Design Principles for CRUD-in-place
- Don’t map the interface to the technical architecture, map the interface to the tasks that users will want to perform. The user/interface shouldn’t have to care about the way that content is grouped in the back end. If I want to just edit the headline of a ‘news package’ I should be able to do that without having to see the form for the entire package. (Eg. fixing a typo in the headline, adjusting line length etc.)
- Show as few controls as possible and try to show them only when required. Particularly on the ‘index’ type pages I’m working on at the moment there will be lots of ‘bits’ that will be editable. Showing all of them will result in a hideously scrappy looking page. I’m rather tempted to use the BaseCamp approach and show the appropriate controls on hover, however I’m also concerned that we design an accessible experience, so we’ll need to think more about what we need to do to achieve this principle without sacrificing the experience for people with visual/mobility impairment.

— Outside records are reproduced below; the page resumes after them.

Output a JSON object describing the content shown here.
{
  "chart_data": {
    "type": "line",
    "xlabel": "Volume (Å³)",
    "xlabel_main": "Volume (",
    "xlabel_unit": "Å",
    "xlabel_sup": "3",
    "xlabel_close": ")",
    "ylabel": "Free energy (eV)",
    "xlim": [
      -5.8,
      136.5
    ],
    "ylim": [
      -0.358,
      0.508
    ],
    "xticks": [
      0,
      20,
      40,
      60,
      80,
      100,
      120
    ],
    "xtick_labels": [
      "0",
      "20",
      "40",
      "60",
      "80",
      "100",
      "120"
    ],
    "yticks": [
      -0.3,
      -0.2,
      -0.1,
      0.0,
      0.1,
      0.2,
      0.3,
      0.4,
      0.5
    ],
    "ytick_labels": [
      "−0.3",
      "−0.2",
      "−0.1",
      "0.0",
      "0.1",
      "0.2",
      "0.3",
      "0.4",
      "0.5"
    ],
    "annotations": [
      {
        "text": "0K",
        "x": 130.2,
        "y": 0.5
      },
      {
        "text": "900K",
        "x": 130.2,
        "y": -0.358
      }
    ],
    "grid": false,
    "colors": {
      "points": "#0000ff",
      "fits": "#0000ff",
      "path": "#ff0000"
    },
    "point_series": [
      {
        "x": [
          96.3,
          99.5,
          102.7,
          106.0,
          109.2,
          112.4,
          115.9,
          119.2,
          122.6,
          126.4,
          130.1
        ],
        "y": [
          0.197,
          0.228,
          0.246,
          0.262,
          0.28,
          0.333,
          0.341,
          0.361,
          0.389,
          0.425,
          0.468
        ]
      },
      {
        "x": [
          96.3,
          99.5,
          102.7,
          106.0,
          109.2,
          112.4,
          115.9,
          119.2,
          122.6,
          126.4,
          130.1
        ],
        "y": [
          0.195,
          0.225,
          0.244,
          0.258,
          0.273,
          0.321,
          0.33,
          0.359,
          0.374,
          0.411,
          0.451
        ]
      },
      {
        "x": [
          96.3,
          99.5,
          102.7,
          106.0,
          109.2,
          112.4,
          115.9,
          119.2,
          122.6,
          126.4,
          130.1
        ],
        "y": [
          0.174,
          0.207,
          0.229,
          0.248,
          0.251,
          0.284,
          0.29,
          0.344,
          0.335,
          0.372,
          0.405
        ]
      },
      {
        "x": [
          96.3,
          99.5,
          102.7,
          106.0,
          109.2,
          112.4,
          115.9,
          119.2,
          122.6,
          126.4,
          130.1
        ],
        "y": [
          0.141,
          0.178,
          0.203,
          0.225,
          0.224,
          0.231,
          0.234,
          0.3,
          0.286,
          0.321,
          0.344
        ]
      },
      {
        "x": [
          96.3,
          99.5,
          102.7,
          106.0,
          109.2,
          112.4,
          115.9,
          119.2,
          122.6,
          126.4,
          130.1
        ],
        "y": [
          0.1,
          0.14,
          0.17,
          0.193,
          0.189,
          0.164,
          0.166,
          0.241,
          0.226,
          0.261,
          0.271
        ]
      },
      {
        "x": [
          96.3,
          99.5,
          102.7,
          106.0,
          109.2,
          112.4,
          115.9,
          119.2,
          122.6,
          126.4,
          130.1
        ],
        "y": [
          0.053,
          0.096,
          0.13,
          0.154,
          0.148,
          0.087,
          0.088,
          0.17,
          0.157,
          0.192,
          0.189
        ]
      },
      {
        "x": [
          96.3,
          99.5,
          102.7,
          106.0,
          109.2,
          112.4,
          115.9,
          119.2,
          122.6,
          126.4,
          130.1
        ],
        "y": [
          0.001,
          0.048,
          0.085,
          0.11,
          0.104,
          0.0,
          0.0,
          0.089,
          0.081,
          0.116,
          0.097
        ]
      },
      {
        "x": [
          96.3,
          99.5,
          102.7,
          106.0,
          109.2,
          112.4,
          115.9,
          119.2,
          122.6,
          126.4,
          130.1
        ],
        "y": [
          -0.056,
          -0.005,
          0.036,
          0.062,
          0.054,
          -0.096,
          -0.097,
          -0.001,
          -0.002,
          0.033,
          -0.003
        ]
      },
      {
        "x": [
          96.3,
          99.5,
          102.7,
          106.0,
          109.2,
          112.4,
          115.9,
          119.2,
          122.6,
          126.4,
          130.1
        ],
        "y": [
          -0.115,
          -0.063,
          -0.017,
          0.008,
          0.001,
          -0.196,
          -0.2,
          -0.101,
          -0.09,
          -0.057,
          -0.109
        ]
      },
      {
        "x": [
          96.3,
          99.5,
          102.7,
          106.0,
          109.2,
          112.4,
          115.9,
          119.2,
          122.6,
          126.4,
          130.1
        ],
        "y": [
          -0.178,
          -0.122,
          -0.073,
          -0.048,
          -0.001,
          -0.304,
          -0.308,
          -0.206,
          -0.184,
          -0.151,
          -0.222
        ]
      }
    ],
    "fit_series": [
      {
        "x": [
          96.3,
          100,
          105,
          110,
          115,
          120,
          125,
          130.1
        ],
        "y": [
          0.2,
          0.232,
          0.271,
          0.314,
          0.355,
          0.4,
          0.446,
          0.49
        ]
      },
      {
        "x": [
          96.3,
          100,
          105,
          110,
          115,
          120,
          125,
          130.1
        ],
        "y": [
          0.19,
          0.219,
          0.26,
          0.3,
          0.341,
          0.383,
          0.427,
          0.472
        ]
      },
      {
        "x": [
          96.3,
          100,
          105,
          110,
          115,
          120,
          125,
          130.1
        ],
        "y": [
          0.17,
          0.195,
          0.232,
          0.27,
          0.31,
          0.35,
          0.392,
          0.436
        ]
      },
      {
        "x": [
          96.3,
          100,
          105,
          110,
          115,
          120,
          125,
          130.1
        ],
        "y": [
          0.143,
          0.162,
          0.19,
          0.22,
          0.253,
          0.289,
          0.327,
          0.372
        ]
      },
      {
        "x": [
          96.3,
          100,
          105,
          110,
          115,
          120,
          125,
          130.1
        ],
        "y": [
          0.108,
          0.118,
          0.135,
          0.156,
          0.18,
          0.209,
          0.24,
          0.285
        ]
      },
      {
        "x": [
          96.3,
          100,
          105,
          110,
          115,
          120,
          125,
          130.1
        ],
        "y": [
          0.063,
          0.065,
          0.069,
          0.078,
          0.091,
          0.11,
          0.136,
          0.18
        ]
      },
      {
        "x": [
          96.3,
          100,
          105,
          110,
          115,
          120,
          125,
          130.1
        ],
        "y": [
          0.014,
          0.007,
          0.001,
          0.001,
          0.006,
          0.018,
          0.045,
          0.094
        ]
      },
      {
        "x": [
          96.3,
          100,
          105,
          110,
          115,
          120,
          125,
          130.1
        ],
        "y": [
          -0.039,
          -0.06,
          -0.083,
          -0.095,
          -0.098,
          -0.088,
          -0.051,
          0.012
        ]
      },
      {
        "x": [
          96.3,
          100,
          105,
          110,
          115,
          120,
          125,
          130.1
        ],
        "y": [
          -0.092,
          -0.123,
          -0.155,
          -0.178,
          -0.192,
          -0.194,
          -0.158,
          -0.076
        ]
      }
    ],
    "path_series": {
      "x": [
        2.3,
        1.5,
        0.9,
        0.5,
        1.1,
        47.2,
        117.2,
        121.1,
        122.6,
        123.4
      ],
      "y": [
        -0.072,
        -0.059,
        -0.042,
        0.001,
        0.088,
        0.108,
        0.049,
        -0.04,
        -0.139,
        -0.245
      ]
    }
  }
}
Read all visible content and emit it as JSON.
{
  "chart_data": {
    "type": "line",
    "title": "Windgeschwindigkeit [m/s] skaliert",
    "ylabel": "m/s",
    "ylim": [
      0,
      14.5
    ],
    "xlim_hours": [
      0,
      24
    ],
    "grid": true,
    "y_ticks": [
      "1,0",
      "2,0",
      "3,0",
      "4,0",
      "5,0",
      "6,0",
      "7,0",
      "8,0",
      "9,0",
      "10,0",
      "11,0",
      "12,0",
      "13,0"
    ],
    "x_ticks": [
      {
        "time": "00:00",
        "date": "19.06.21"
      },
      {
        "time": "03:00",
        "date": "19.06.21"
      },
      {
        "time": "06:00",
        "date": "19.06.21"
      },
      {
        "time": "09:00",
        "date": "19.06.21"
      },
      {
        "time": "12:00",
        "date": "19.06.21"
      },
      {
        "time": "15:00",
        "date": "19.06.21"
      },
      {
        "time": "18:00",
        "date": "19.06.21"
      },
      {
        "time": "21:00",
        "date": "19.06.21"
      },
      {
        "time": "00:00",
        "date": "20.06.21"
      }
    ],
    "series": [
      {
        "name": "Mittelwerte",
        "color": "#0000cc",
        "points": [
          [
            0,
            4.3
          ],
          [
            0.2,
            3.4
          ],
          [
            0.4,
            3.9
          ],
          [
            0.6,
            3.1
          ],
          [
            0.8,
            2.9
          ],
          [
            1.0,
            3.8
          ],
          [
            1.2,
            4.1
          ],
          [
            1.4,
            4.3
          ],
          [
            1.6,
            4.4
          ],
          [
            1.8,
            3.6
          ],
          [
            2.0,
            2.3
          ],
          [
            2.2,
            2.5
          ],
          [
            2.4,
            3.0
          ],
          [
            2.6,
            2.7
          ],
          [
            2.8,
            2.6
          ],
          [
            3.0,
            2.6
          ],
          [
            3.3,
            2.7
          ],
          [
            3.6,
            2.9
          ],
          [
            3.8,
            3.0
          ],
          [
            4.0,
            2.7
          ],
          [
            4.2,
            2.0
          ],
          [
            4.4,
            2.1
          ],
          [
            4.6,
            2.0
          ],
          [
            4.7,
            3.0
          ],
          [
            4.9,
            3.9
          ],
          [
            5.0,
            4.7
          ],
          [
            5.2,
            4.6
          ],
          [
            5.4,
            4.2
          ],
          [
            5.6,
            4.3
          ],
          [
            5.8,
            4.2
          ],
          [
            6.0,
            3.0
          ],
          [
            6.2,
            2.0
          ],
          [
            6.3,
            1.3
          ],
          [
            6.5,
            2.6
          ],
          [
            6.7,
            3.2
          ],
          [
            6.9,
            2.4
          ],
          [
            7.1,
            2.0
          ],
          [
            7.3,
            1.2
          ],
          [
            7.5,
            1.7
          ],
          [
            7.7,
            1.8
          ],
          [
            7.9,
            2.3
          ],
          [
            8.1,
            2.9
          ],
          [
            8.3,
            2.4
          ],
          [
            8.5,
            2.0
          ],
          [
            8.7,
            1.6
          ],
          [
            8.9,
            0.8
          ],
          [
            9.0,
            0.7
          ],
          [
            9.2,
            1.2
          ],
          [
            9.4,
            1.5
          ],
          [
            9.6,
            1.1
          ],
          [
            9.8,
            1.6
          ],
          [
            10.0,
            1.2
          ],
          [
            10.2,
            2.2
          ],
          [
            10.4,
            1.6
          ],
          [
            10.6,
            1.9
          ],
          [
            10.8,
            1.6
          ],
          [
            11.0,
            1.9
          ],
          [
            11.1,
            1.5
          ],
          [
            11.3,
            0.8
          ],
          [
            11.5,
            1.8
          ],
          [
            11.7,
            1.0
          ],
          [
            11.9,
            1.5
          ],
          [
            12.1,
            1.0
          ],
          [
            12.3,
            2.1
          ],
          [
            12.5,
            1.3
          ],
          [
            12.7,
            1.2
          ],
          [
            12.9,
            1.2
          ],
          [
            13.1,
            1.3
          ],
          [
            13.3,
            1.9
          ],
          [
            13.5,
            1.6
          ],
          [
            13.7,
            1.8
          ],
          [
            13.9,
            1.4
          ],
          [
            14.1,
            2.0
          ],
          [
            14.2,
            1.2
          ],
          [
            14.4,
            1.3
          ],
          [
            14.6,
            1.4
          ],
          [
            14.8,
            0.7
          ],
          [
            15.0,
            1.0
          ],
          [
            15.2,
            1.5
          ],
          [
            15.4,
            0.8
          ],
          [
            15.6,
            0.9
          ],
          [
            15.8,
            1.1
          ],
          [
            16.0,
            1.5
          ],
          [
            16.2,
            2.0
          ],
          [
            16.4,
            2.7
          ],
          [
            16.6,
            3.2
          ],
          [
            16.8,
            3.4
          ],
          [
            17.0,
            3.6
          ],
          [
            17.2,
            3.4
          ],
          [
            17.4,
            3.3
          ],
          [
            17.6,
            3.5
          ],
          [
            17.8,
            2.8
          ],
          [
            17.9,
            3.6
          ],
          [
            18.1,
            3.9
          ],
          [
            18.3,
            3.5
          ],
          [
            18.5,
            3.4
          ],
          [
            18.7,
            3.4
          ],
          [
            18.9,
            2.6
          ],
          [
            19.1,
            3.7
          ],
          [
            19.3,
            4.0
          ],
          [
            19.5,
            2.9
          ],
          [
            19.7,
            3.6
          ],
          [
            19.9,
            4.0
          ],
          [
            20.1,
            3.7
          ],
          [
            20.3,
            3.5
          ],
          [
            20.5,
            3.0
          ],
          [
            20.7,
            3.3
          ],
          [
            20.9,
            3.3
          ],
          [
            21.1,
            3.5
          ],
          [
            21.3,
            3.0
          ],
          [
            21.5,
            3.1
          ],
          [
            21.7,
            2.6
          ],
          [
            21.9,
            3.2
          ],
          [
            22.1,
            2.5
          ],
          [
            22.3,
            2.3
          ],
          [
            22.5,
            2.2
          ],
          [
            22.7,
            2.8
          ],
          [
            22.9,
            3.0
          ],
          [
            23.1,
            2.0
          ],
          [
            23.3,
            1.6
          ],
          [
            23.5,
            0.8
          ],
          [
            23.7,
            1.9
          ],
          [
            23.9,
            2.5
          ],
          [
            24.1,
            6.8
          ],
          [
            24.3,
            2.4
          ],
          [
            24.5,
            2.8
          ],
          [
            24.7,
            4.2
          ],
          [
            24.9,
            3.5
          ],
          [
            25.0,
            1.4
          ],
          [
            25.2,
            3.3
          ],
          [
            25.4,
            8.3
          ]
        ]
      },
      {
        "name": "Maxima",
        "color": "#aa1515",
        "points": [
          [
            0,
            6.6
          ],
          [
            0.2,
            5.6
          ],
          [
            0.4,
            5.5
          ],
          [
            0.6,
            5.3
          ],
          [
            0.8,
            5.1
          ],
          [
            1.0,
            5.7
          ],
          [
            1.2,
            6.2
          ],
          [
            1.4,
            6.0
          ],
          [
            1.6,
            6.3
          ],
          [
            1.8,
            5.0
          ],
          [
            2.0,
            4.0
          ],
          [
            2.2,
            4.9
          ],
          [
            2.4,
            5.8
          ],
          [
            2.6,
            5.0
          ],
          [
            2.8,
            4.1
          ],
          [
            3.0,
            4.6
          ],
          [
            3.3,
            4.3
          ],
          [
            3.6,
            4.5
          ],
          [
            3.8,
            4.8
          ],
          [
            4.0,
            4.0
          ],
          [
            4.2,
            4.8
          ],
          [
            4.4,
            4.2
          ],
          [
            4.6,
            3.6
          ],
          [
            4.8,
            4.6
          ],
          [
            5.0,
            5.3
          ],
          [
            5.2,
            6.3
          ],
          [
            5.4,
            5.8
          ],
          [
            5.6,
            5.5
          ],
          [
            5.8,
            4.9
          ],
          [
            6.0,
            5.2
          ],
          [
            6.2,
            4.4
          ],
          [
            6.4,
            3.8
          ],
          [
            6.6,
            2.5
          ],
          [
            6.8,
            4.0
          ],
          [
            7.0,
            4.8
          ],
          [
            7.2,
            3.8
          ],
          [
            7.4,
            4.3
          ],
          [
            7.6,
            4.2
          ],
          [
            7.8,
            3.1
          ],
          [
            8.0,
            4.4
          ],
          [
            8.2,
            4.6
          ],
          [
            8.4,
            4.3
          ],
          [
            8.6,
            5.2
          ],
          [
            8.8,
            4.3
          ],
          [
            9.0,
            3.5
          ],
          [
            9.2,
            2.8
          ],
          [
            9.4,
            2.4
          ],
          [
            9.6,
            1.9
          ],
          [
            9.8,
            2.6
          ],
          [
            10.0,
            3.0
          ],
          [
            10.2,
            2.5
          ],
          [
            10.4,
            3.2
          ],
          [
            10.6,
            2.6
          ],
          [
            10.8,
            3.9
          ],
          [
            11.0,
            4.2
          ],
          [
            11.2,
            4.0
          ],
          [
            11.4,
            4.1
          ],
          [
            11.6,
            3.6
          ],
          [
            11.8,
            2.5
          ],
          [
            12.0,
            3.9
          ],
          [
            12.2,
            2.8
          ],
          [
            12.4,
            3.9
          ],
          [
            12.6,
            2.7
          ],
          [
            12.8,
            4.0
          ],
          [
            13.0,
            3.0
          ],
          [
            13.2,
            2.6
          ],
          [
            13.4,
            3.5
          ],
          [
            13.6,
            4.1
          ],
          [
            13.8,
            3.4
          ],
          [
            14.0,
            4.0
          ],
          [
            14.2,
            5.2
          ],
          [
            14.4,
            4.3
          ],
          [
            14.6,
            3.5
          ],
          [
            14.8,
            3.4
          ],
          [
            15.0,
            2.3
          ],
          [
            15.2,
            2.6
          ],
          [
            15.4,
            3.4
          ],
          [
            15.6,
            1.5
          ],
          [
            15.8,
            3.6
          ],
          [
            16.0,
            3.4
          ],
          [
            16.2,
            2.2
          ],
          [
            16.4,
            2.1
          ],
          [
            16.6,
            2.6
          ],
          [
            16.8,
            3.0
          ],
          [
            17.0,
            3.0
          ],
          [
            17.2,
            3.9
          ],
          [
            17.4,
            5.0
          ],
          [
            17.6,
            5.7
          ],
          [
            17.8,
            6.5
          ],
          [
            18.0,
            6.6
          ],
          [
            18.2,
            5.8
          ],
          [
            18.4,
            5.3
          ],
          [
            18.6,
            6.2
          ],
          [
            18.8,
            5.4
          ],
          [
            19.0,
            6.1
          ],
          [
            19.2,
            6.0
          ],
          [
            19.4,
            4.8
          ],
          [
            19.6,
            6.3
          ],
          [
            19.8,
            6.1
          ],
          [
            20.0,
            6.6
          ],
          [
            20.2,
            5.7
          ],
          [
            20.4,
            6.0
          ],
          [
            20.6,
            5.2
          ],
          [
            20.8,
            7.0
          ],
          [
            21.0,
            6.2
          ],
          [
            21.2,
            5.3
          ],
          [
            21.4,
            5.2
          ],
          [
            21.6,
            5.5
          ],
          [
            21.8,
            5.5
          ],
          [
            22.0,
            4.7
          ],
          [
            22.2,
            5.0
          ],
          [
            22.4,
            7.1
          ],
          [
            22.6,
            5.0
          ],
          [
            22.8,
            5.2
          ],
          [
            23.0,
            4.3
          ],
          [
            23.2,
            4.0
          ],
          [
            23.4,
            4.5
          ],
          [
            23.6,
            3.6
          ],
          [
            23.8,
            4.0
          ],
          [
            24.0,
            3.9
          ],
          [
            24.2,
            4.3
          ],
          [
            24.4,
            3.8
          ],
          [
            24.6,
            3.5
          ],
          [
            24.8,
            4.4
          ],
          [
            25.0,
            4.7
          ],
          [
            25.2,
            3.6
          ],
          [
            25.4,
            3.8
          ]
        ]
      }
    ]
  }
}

- Where possible, choose a text link and not a button. See (2) above – text links are a much less intrusive element on the page and will help us to maintain a clean, simple interface. Obviously, there are some times where buttons are necessary, we won’t get silly with this.
- Provide Editorial Tools not Design Tools. The purpose of this interface is to allow editorial staff (writers and editors) to do their jobs well – their job is to craft, curate and communicate content to readers. These people are not designers and should not be asked to make design decisions. The flexibility they require is about selecting, grouping and prioritising content. The design work should be done within the page template and within that framework we provide appropriate editorial tools.
More to follow I’m sure, I’m just getting started. Feedback welcome!